Can we know which time slot will be occupied by task continuation?

Question

Assume Executor() is running on the UI thread.

void Executor()
{
    BadAsync();
    Thread.Sleep(1000); // E1
    Thread.Sleep(1000); // E2
}

async void BadAsync()
{
    await Task.Delay(1000); // B1
    Thread.Sleep(1000);     // B2
}

• As Executor() does not await BadAsync() then B1 and E1 run simultaneously in the first second.
• As B1 captures the UI thread then B2 runs on the UI thread too.
• The following diagram shows there are 2 time slots x and y in the UI thread for B2 and E2.

Can we know which time slot will be occupied by B2?

Edit

Using a minimal example with MAUI.

<VerticalStackLayout>
    <Label x:Name="start" Text="Start"/>
    <Label x:Name="stop" Text="Stop"/>
</VerticalStackLayout>

public partial class MainPage : ContentPage
{
    public MainPage()
    {
        InitializeComponent();
        start.Text = DateTime.UtcNow.ToLongTimeString();
    }
    protected override async void OnAppearing() // analogous to BadAsync()
    {
        var d = 979; // in my computer 979 is the average of critical values
        await Task.Delay(d);
        Thread.Sleep(5000 - d);
        stop.Text = DateTime.UtcNow.ToLongTimeString();
    }
}

// Page.cs
[EditorBrowsable(EditorBrowsableState.Never)]
public void SendAppearing()// analogous to Executor()
{
    // others ...
    OnAppearing();
    Appearing?.Invoke(this, EventArgs.Empty);
    // others ...
}

• When d is set to a value far below 979, the output starts with a blank window first and then switch to the following after several milliseconds.

  

  In this case B2 is executed in SendAppearing() (or before SendAppearing() returns).

• But when d is set to a value far above 979, the output starts with

  

  first and then

  

  after several milliseconds.

  In this case B2 is executed outside SendAppearing() (or after SendAppearing() returns).

Non-trivial example

public partial class MainPage : ContentPage
{
    public MainPage(MainPageViewModel model)
    {
        InitializeComponent();
        BindingContext = model;
    }
    protected override async void OnAppearing() // analogous to BadAsync()
    {
        if(BindingContext is MainPageViewModel model)
        {
              await model.LoadDataAsync(); 
              UpdateUISync();              
        }
    }
}

Answer 1

B2 will run after E2.

Task.Delegate is just a wrapper around System.Threading.Timer. So your example would be converted to something like this:

void Executor()
{
    BadAsync();
    Thread.Sleep(1000); // E1
    Thread.Sleep(1000); // E2
}

SynchronizationContext context;
System.Threading.Timer timer;
void BadAsync()
{
    context = SynchronizationContext.Current;
    timer = new System.Threading.Timer(OnTimerElapsed, null, 1000, Timeout.Infinite );
}
void OnTimerElapsed(object? _){
    timer.Dispose();
    if(context != null){
        context.Post(B2);
    }
    else{
       B2();
    }
}
void B2(){
    Thread.Sleep(1000);     // B2
}

Lets say we have threads available, so OnTimerElapsed will run 1s after the timer started. If Executor was called on the UI thread then context.Post(B2) will be called while the UI thread is sleeping in E2.

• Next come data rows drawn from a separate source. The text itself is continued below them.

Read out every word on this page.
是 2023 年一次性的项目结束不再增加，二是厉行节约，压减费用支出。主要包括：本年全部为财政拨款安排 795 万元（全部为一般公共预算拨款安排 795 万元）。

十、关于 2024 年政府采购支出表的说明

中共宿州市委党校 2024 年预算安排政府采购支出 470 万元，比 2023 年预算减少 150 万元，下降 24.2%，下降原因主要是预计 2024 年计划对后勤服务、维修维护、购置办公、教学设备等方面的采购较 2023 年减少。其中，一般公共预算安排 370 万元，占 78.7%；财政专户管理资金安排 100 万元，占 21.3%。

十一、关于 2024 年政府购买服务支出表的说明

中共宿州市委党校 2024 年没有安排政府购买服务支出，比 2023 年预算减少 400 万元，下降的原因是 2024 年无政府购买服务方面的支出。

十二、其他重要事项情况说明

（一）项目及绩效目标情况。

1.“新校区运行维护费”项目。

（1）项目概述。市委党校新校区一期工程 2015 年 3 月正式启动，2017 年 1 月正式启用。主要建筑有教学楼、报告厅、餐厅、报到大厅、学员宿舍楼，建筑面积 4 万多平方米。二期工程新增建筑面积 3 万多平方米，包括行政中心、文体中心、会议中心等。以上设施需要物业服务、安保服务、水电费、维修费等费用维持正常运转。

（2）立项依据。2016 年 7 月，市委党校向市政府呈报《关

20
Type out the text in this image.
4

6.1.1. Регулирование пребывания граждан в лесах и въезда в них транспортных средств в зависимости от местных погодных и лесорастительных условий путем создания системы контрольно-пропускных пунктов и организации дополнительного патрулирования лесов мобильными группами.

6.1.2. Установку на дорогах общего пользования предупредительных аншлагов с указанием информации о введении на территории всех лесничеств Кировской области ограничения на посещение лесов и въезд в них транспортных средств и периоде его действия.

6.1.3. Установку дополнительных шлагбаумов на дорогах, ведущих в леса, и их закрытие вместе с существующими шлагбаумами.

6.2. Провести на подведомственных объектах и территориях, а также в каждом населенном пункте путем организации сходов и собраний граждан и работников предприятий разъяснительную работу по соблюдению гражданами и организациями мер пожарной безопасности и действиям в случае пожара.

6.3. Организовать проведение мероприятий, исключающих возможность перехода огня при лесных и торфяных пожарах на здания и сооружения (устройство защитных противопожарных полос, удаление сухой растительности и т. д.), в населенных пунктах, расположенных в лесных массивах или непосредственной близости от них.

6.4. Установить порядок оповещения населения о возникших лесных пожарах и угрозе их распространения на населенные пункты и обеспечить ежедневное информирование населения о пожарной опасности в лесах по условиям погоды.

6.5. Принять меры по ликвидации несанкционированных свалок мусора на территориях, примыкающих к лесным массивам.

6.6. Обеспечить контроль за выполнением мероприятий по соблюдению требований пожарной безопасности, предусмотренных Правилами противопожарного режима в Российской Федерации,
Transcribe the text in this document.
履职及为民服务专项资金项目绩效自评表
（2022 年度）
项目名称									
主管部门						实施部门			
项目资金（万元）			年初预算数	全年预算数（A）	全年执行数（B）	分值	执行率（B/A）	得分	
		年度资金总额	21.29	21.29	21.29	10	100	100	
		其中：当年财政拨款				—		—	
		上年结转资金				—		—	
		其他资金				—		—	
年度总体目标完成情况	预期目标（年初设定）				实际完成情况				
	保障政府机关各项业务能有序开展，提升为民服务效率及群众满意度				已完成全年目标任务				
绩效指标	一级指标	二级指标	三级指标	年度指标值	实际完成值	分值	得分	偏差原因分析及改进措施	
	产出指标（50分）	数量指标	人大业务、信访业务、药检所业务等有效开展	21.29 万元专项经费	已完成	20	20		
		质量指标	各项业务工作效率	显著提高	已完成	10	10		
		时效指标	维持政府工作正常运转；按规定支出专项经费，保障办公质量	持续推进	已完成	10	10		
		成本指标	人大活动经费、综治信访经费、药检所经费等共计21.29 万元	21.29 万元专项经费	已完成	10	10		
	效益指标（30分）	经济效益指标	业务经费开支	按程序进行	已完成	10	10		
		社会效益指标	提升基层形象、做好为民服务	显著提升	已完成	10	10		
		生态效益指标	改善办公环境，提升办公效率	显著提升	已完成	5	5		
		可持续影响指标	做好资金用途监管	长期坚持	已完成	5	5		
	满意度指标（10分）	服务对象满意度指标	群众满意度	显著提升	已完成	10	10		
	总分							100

context.Post essentially just adds a message to a thread safe queue (the message queue) that the UI thread reads from. But if the UI thread is bussy (by sleeping) it cannot process any messages, so it first has to finish whatever it is doing, return to the message loop, process any other messages, and then finally run B2 when its message is processed.

This is one reason you should avoid running anything time consuming on the UI thread. If messages are not being processed the application will appear "frozen". So do not block the UI thread.

You usually want to be explicit in the order you run things in, by ensuring all async methods return tasks, and all tasks are awaited. This also helps ensures failures are handled. The main exception are event handlers, where you should make sure to handle any exceptions.